Для этого мне пришлось наклониться, и взгляд антрепренера в ту же минуту прочно прилип к моему декольте. Я чувствовала это уже на уровне инстинктов, поскольку чаще всего именно туда мужские взгляды и проникали. Природа щедро наградила меня ярким цветом волос и пышной грудью, которая притягивала взгляд, даже будучи плотно запечатанной глухой тканью. Что касается меня, я никогда не старалась ничем ее запечатать, игнорируя матушкины причитания на тему, что это бессовестно — выставлять такие формы на всеобщее обозрение.
А я, между прочим, ничего нарочно не выставляла. Точно так же, как и не собиралась прятать. И это касается абсолютно всего!
— Мм… эри Армсвальд…
— Армсвилл, — поправила я, выпрямляясь и прижимая к груди свою пьесу.
Теперь взгляд антрепренера прилип к пьесе, странно, что она дымиться не начала.
— Да-да, эри Армсвилл. Мой вам совет — оставьте вы эту драматургию. Подумайте лучше о достойном мужчине рядом. — Он даже плечи расправил, явно намекая на то, что достоин конкретно он, несмотря на обручальный браслет на запястье. — Устроитесь в столице, будет у вас премилый домик и, возможно, собачка…
Намек был настолько прозрачный, что я подавила желание треснуть его пьесой по сверкающей лысине.
— Собака!
— Что? — У него округлились глаза.
— Собака, — повторила я. — Уменьшительно-ласкательные превращают мужчину в мальчика.
Антрепренер побагровел.
— Вон! — весьма театрально произнес он и для верности вскинул руку. Получилось очень пафосно, но этого ему показалось мало. — Вы, видимо, считаете, что ваша пьеса — верх гениальности! Но это всего лишь женская писулька, на которую не польстится ни один уважающий себя постановщик и ни один серьезный антрепренер.

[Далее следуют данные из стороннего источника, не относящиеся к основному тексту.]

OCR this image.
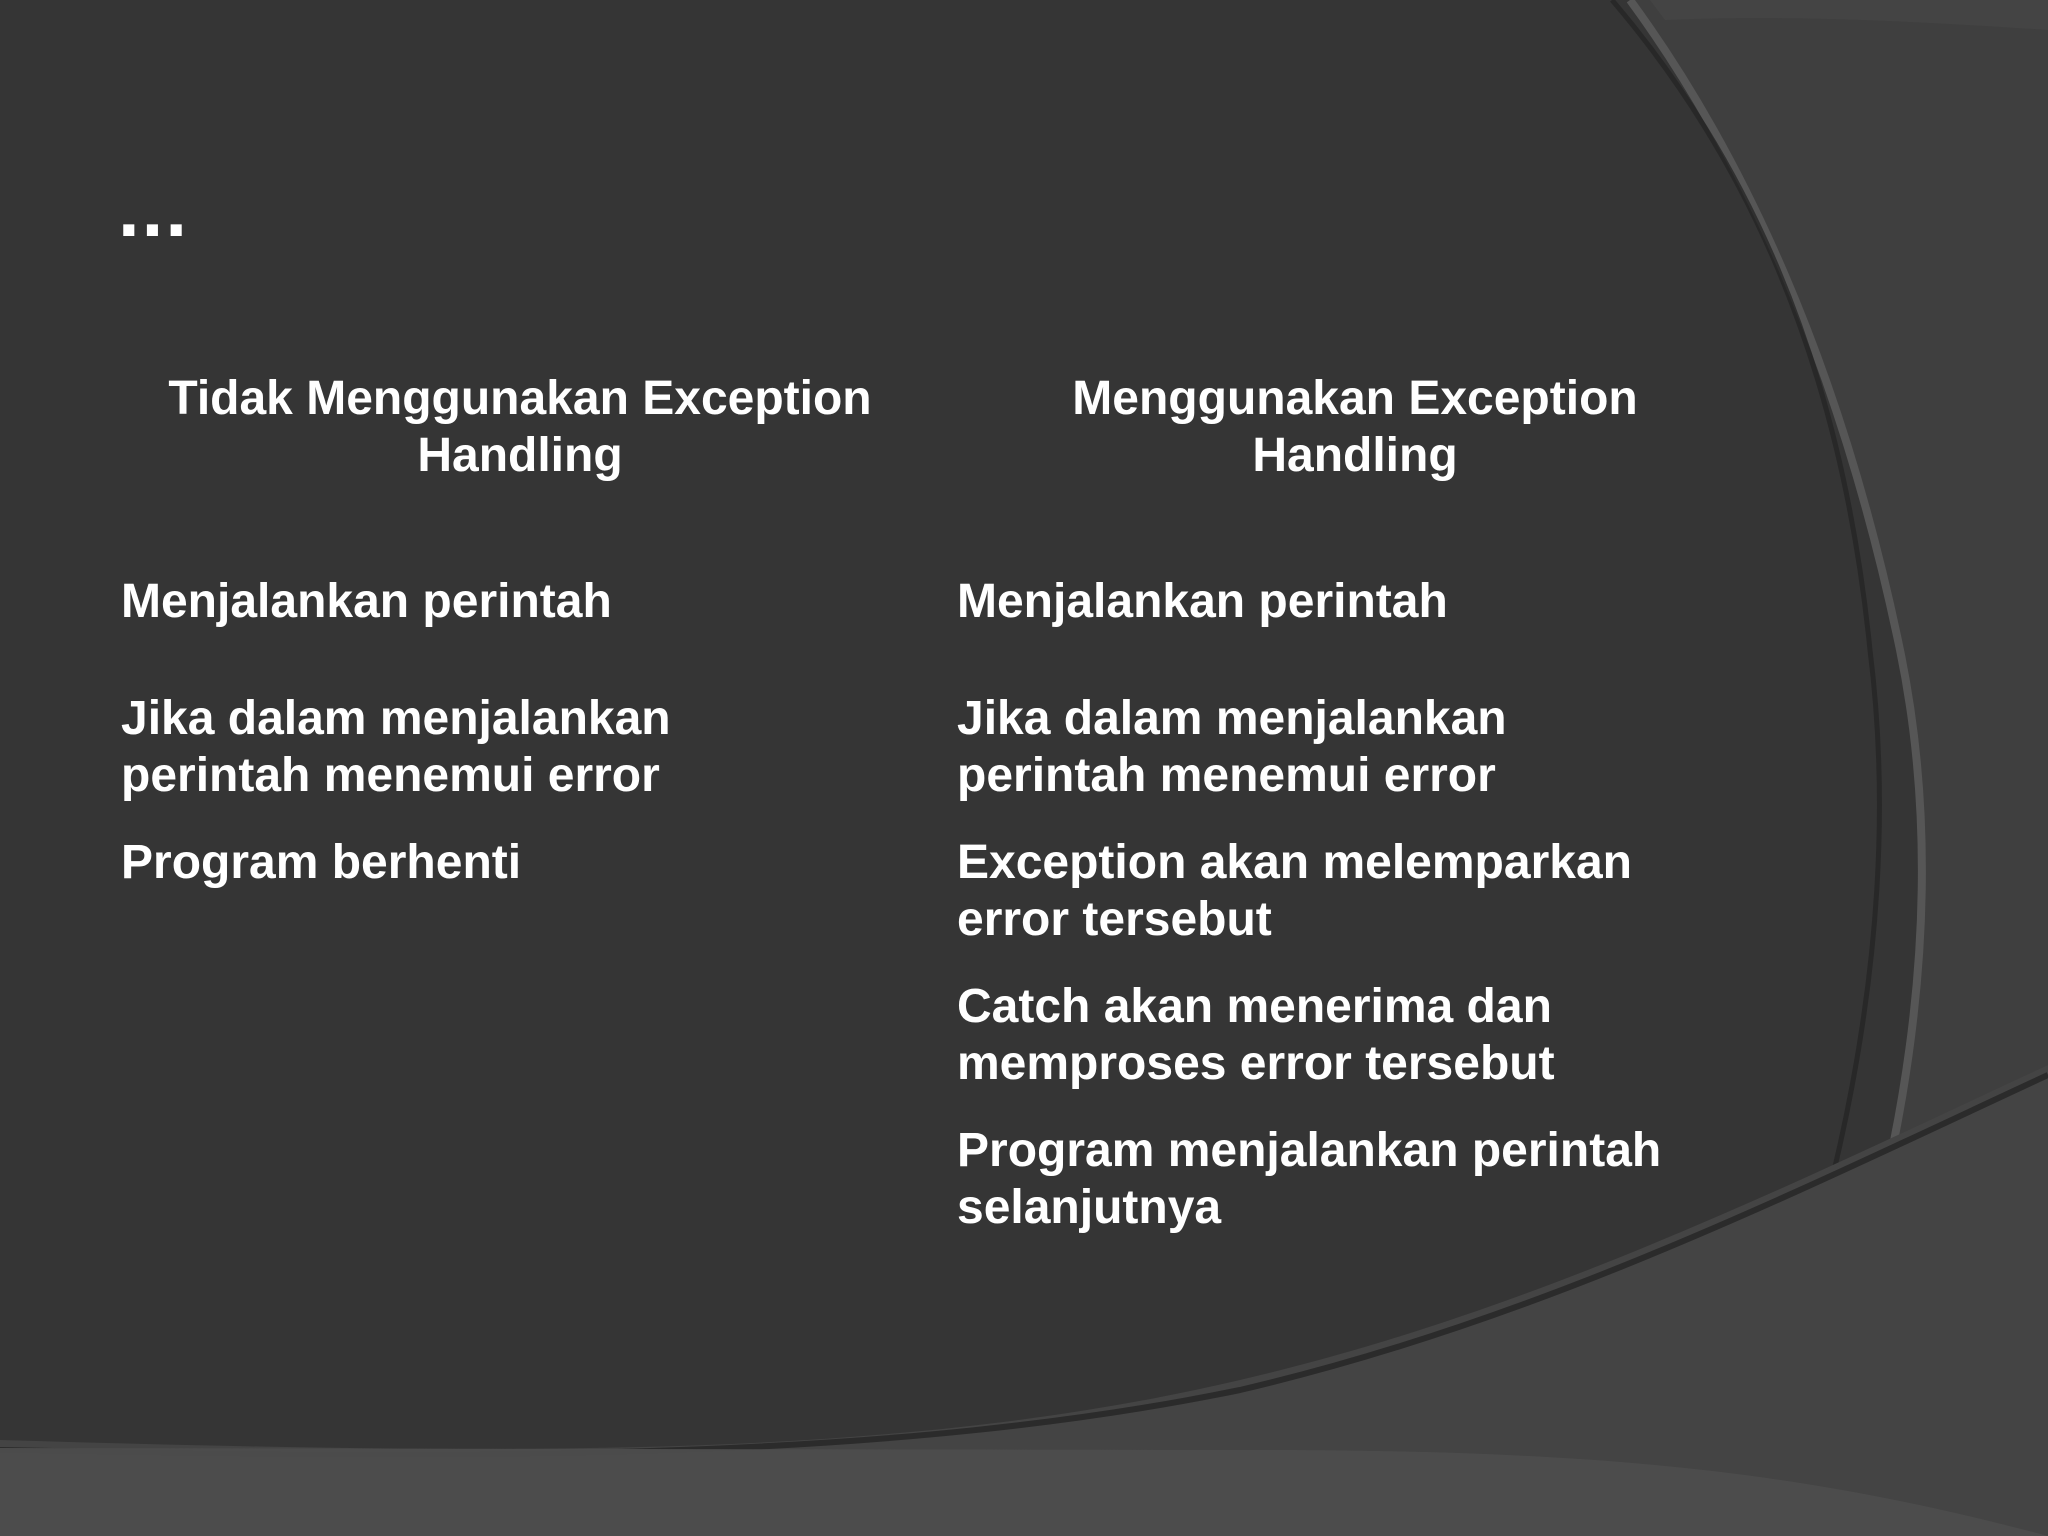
...
Tidak Menggunakan Exception
Handling
Menggunakan Exception
Handling
Menjalankan perintah
Jika dalam menjalankan
perintah menemui error
Program berhenti
Menjalankan perintah
Jika dalam menjalankan
perintah menemui error
Exception akan melemparkan
error tersebut
Catch akan menerima dan
memproses error tersebut
Program menjalankan perintah
selanjutnya
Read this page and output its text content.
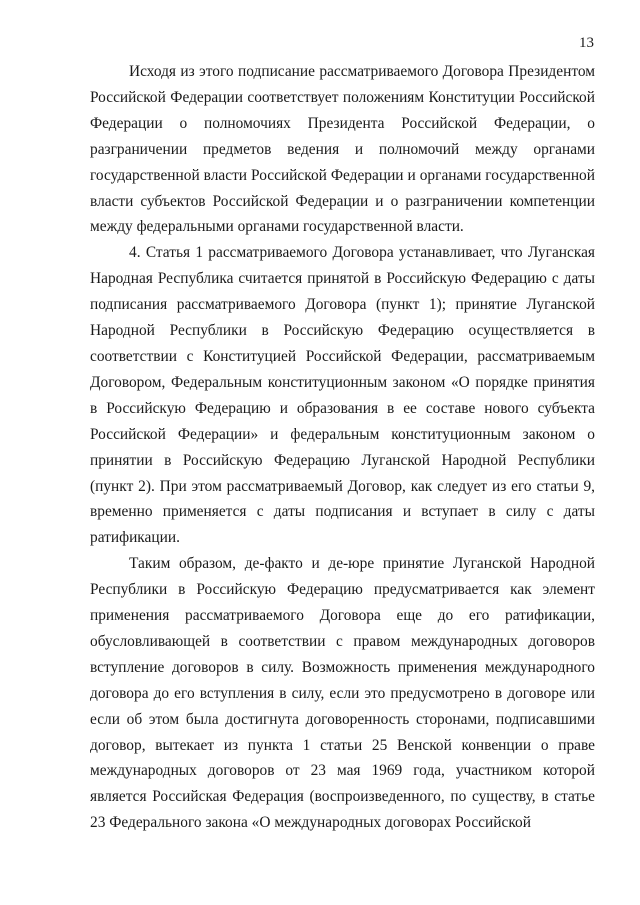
13

Исходя из этого подписание рассматриваемого Договора Президентом Российской Федерации соответствует положениям Конституции Российской Федерации о полномочиях Президента Российской Федерации, о разграничении предметов ведения и полномочий между органами государственной власти Российской Федерации и органами государственной власти субъектов Российской Федерации и о разграничении компетенции между федеральными органами государственной власти.

4. Статья 1 рассматриваемого Договора устанавливает, что Луганская Народная Республика считается принятой в Российскую Федерацию с даты подписания рассматриваемого Договора (пункт 1); принятие Луганской Народной Республики в Российскую Федерацию осуществляется в соответствии с Конституцией Российской Федерации, рассматриваемым Договором, Федеральным конституционным законом «О порядке принятия в Российскую Федерацию и образования в ее составе нового субъекта Российской Федерации» и федеральным конституционным законом о принятии в Российскую Федерацию Луганской Народной Республики (пункт 2). При этом рассматриваемый Договор, как следует из его статьи 9, временно применяется с даты подписания и вступает в силу с даты ратификации.

Таким образом, де-факто и де-юре принятие Луганской Народной Республики в Российскую Федерацию предусматривается как элемент применения рассматриваемого Договора еще до его ратификации, обусловливающей в соответствии с правом международных договоров вступление договоров в силу. Возможность применения международного договора до его вступления в силу, если это предусмотрено в договоре или если об этом была достигнута договоренность сторонами, подписавшими договор, вытекает из пункта 1 статьи 25 Венской конвенции о праве международных договоров от 23 мая 1969 года, участником которой является Российская Федерация (воспроизведенного, по существу, в статье 23 Федерального закона «О международных договорах Российской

— Ошибаетесь! — Я шагнула вперед так резко, что стихия вокруг пришла в движение. Это я скорее почувствовала: у нас в роду были воздушники, управляли ветрами, должно быть, от них мне и досталось это умение — тонко чувствовать колебания воздушных потоков даже на другом конце комнаты. Впрочем, это было единственное, что мне досталось, потому что магии во мне не было ни капли. — В течение полугода мою пьесу поставит Мориц Ларр,[1] а вы будете жалеть об этом всю оставшуюся жизнь!
Оставив антрепренера с открытым ртом, я вылетела из кабинета в приемную, где секретарь с тонкими, напоминающими ниточку усиками тут же подскочил.
— Прошу вас, эри! — произнес он, подхватив мое пальто со старой вешалки, грозящей вот-вот завалиться набок, и набрасывая его мне на плечи.
— Благодарю!
После душного помещения весенняя оттепель окатила промозглой сыростью. Будучи южанкой, я привыкла к тому, что в это время у нас все цветет, в столице же только-только сошел снег, обнажая щербатые камии мостовых и серые, потертые после суровой зимы стены. Небо не расщедрилось даже на пару солнечных лучиков, зато от души разбросало повсюду глубокие лужи, через которые горожанам приходилось виртуозно прыгать. И мне вместе с ними: моя короткая поездка подходила к концу, поэтому денег на магический общественный транспорт совсем не осталось. Что уж говорить о конном частном извозе: словно чувствуя, что их дело доживает последние дни — после изобретения Марджем Каэльским универсальной магсхемы для движения любой повозки, — цены они драли такие, что проще было ходить пешком.
1
Самый известный постановщик современности. Его пьесы неизменно отправляются в мировое турне и собирают аншлаги.